Lo spettacolo, seguito da milioni di spettatori nel mondo, rappresenta anche il momento ufficiale di presentazione delle delegazioni nazionali e dei portabandiera.
Per l’Italia i portabandiera sono Chiara Mazzel e René De Silvestro, simboli di una spedizione azzurra composta da 40 atleti impegnati in sei sport.
Tensioni diplomatiche e polemiche sui Giochi
Il clima alla vigilia dell’apertura non è stato esclusivamente sportivo. Alcuni Paesi, guidati dall’Ucraina, hanno annunciato il boicottaggio della cerimonia inaugurale in segno di protesta contro la decisione del Comitato Paralimpico Internazionale di consentire agli atleti russi di tornare a gareggiare sotto la propria bandiera e con l’inno nazionale.
La questione ha creato tensioni nel movimento paralimpico internazionale e ha riportato al centro del dibattito il rapporto tra sport e geopolitica.
Anche l’Iran ha deciso di ritirare il proprio atleta dai Giochi citando preoccupazioni legate alla sicurezza internazionale dopo recenti tensioni militari.
Nonostante le polemiche, il Comitato Paralimpico Internazionale ha confermato l’obiettivo di mantenere i Giochi come spazio neutrale di competizione e inclusione.
Le prime gare: curling e hockey aprono il programma
Le prime competizioni sono iniziate ancora prima della cerimonia inaugurale. In particolare, il wheelchair curling ha aperto il calendario delle gare a Cortina d’Ampezzo con il debutto di una nuova specialità: il doppio misto, introdotto per la prima volta in questa edizione dei Giochi.

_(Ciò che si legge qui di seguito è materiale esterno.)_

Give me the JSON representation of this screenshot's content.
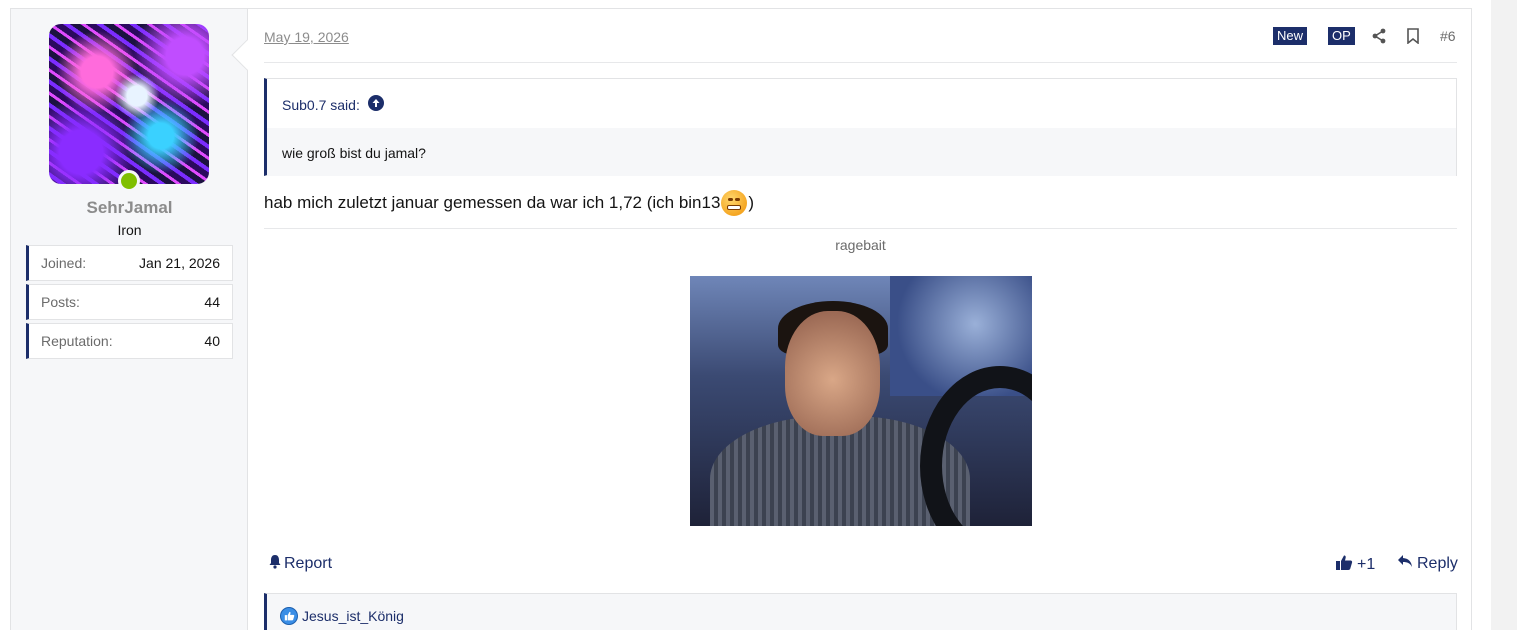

Proprio nel curling l’Italia ha ottenuto uno dei primi risultati positivi: la coppia formata da Paolo Ioriatti e Orietta Bertò ha battuto la Corea del Sud 7-5, inaugurando con una vittoria il torneo.
Parallelamente si stanno disputando le prime sfide del para ice hockey, disciplina tra le più spettacolari dei Giochi. Tra le partite più attese dei prossimi giorni figura Italia-Stati Uniti, un confronto importante per la fase a gironi.
Cina favorita nel medagliere, Italia punta al podio
Tra le nazioni favorite nel medagliere c’è ancora una volta la Cina, che arriva ai Giochi con una delegazione di circa 70 atleti e con l’obiettivo di confermare il dominio mostrato nelle recenti edizioni paralimpiche.
Gli Stati Uniti e il Canada restano invece i principali candidati alla vittoria nel para ice hockey, disciplina in cui storicamente dominano la scena internazionale.
Per l’Italia l’obiettivo dichiarato non è soltanto quello di conquistare medaglie, ma anche di lasciare un’eredità culturale e sportiva nel Paese, rafforzando il movimento paralimpico nazionale e la diffusione dello sport tra le persone con disabilità.
Un’edizione record per dimensioni e partecipazione
L’edizione di Milano Cortina rappresenta anche la più grande Paralimpiade invernale mai organizzata in termini di partecipazione e numero di eventi.
Oltre agli oltre seicento atleti in gara, i Giochi assegnano 79 titoli paralimpici, con un livello record di partecipazione femminile e un programma sportivo ampliato rispetto alle edizioni precedenti.
La cerimonia di chiusura è prevista il 15 marzo a Cortina, nello stadio del curling completamente rinnovato.